Market Features

NAPM Hits Lowest Reading Since 1991 Recession

 

January's Purchasing Manager's Index, or PMI, hit its lowest level since March 1991, when the U.S. was last in a recession. The index hit 41.2 in January, well below the 43.6 expected by economists and also below December's reading of 43.7.

Any reading on the PMI below 42.7 signals that the overall economy is contracting.

Though it is not as important part of the economy as it once was, manufacturing is the sector that has suffered most drastically in recent months. And some credit the last PMI report for the Federal Reserve's surprise intermeeting rate cut early last month.

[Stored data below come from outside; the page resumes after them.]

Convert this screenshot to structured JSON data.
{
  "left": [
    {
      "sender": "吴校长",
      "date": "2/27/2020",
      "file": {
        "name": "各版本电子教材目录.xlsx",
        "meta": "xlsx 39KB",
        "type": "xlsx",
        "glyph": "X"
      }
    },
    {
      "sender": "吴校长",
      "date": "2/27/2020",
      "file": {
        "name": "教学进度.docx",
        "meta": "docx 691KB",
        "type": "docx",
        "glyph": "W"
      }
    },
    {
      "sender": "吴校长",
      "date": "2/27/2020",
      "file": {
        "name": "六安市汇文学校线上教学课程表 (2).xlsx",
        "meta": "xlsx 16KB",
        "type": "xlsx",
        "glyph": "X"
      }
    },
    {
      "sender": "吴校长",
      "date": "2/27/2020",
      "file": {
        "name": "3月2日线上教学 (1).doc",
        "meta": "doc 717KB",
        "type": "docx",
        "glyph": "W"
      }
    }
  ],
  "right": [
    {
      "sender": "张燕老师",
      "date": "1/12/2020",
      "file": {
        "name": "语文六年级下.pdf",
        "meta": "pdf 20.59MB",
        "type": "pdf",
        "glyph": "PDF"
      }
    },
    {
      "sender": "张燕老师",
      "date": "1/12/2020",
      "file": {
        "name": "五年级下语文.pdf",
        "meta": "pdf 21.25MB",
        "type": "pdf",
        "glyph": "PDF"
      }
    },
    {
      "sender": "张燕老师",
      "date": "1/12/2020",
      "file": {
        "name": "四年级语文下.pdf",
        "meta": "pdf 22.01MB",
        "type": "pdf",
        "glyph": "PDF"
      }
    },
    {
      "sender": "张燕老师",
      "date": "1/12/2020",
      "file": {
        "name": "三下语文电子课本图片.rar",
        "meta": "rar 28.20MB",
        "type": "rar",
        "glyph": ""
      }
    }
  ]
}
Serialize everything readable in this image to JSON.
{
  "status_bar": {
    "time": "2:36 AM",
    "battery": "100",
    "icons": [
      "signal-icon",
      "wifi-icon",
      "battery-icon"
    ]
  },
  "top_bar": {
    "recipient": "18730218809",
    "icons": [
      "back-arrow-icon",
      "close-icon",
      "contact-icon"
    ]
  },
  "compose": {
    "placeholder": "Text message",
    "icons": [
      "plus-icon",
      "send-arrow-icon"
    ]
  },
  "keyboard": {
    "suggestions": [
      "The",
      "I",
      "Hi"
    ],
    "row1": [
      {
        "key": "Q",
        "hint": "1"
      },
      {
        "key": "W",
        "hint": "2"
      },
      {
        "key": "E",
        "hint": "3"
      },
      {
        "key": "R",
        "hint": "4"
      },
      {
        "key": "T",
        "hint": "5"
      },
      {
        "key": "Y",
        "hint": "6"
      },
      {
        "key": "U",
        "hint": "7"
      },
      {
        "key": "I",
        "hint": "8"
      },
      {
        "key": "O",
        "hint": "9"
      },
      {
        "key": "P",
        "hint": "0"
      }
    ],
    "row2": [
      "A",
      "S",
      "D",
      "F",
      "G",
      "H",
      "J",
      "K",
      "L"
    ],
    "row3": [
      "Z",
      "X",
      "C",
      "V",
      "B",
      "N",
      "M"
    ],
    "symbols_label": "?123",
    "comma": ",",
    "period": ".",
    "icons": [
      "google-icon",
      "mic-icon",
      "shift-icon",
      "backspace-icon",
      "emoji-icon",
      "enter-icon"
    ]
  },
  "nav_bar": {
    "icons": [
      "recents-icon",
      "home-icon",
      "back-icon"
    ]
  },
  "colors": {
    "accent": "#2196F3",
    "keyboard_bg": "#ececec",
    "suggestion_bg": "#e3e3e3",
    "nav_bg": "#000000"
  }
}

The data also indicated that new orders for manufactured goods fell as inventories rose. Manufacturing prices also rose. The manufacturing new orders index fell to 37.8 from a revised 42.5 in December; the manufacturing inventories index jumped to 42.2 in January vs. December's revised 40.7; and the manufacturing prices index hiked up to 65.7 from 62.2 in December.

The PMI is a manufacturing index based on a survey of purchasing executives at roughly 300 industrial companies, and signals expansion when above 50 and contraction when below.

The components of the PMI include new orders, production, employment, supplier deliveries, inventories, prices, new export orders, imports and backlog of orders. The employment index is used to help predict manufacturing employment.

Stocks dipped after the report was released. The bond market did not respond much to the data. The 10-year Treasury was lately up 11/32 to 105 3/32, yielding 5.069%.